According to the FDA, it reviewed data from a multi-site, unblinded, controlled 12-week clinical trial of 170 patients who received supervised buprenorphine treatment combined with a behavior therapy program—either with or without the addition of a desktop-based version of reSET-O.

“The use of reSET-O was not shown to decrease illicit drug use any more than patients who received buprenorphine treatment and contingency management alone,” states the regulatory agency. “However, the data showed a statistically significant increase in retention in a treatment program for 12 weeks for the patients who used the desktop computer version of the reSET-O program, compared to those who did not.”

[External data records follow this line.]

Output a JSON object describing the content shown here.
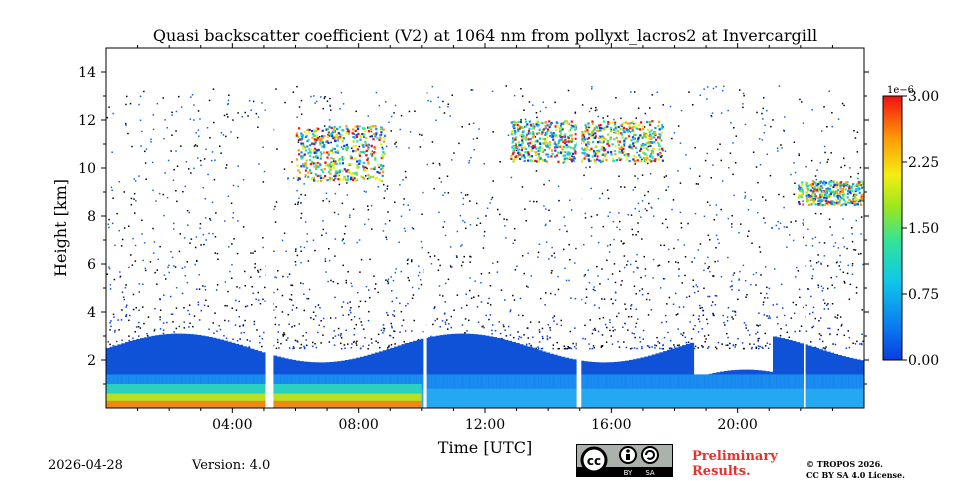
{
  "chart_data": {
    "type": "heatmap",
    "title": "Quasi backscatter coefficient (V2) at 1064 nm from pollyxt_lacros2 at Invercargill",
    "xlabel": "Time [UTC]",
    "ylabel": "Height [km]",
    "xlim_hours": [
      0,
      24
    ],
    "ylim_km": [
      0,
      15
    ],
    "x_ticks": [
      {
        "value": 4,
        "label": "04:00"
      },
      {
        "value": 8,
        "label": "08:00"
      },
      {
        "value": 12,
        "label": "12:00"
      },
      {
        "value": 16,
        "label": "16:00"
      },
      {
        "value": 20,
        "label": "20:00"
      }
    ],
    "y_ticks": [
      {
        "value": 2,
        "label": "2"
      },
      {
        "value": 4,
        "label": "4"
      },
      {
        "value": 6,
        "label": "6"
      },
      {
        "value": 8,
        "label": "8"
      },
      {
        "value": 10,
        "label": "10"
      },
      {
        "value": 12,
        "label": "12"
      },
      {
        "value": 14,
        "label": "14"
      }
    ],
    "colorbar": {
      "min": 0.0,
      "max": 3.0,
      "scale_label": "1e−6",
      "ticks": [
        {
          "value": 0.0,
          "label": "0.00"
        },
        {
          "value": 0.75,
          "label": "0.75"
        },
        {
          "value": 1.5,
          "label": "1.50"
        },
        {
          "value": 2.25,
          "label": "2.25"
        },
        {
          "value": 3.0,
          "label": "3.00"
        }
      ]
    },
    "data_gaps_hours": [
      [
        5.05,
        5.3
      ],
      [
        10.05,
        10.15
      ],
      [
        14.9,
        15.05
      ],
      [
        22.1,
        22.15
      ]
    ],
    "boundary_layer_top_km": 2.5,
    "cloud_layers": [
      {
        "t_start": 6.0,
        "t_end": 8.8,
        "base_km": 9.5,
        "top_km": 11.8
      },
      {
        "t_start": 12.8,
        "t_end": 17.6,
        "base_km": 10.3,
        "top_km": 12.0
      },
      {
        "t_start": 21.9,
        "t_end": 24.0,
        "base_km": 8.5,
        "top_km": 9.5
      }
    ]
  },
  "footer": {
    "date": "2026-04-28",
    "version": "Version: 4.0",
    "preliminary_line1": "Preliminary",
    "preliminary_line2": "Results.",
    "copyright_line1": "© TROPOS 2026.",
    "copyright_line2": "CC BY SA 4.0 License.",
    "cc_badge": {
      "cc": "cc",
      "by": "BY",
      "sa": "SA"
    }
  }
}
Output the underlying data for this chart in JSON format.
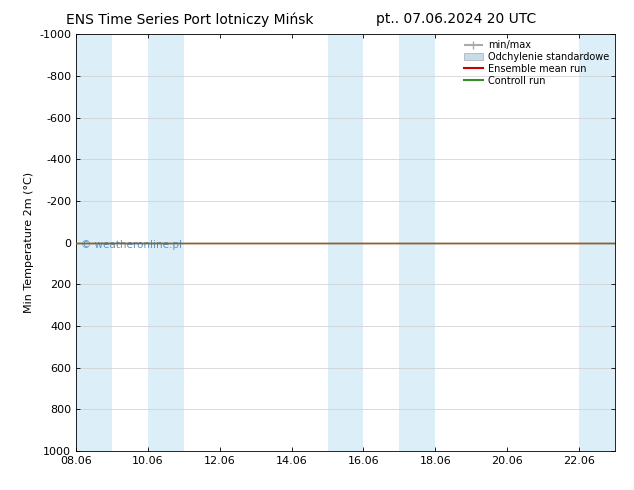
{
  "title_left": "ENS Time Series Port lotniczy Mińsk",
  "title_right": "pt.. 07.06.2024 20 UTC",
  "ylabel": "Min Temperature 2m (°C)",
  "watermark": "© weatheronline.pl",
  "xlim_start": 8.06,
  "xlim_end": 23.06,
  "ylim_top": -1000,
  "ylim_bottom": 1000,
  "yticks": [
    -1000,
    -800,
    -600,
    -400,
    -200,
    0,
    200,
    400,
    600,
    800,
    1000
  ],
  "xtick_labels": [
    "08.06",
    "10.06",
    "12.06",
    "14.06",
    "16.06",
    "18.06",
    "20.06",
    "22.06"
  ],
  "xtick_positions": [
    8.06,
    10.06,
    12.06,
    14.06,
    16.06,
    18.06,
    20.06,
    22.06
  ],
  "shaded_bands": [
    [
      8.06,
      9.06
    ],
    [
      10.06,
      11.06
    ],
    [
      15.06,
      16.06
    ],
    [
      17.06,
      18.06
    ],
    [
      22.06,
      23.06
    ]
  ],
  "band_color": "#dceef8",
  "line_color_control": "#3a8c2a",
  "line_color_ensemble": "#cc0000",
  "legend_minmax_color": "#aaaaaa",
  "legend_std_color": "#c8dce8",
  "background_color": "#ffffff",
  "grid_color": "#cccccc",
  "title_fontsize": 10,
  "axis_fontsize": 8,
  "tick_fontsize": 8,
  "watermark_color": "#5599cc"
}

Specifically, the FDA reported that patients in the clinical trial who used the desktop computer version of reSET-O had an overall retention rate—through the end of 12 weeks of treatment—of 82.4 percent, compared with 68.4 percent overall retention rate for patients who did not.

“The reSET-O app has not been shown to decrease illicit drug use or improve abstinence in patients with (opioid use disorder),” emphasizes the agency. “The app is not intended to be used as a stand-alone therapy, as a substitute for medication or for patients whose primary language is not English.”

“Nearly 50,000 drug overdose deaths involving opioids, including prescription pain medications and heroin, took place in the U.S. in 2017,” says Corey McCann, MD, president and CEO of Pear Therapeutics. “There is an urgent need for new and innovative therapeutics to address this public health epidemic. This groundbreaking decision by the FDA ushers in a new standard for treating patients with opioid use disorder and it signals a new path for therapeutic software to be used in conjunction with pharmacotherapy to improve efficacy.”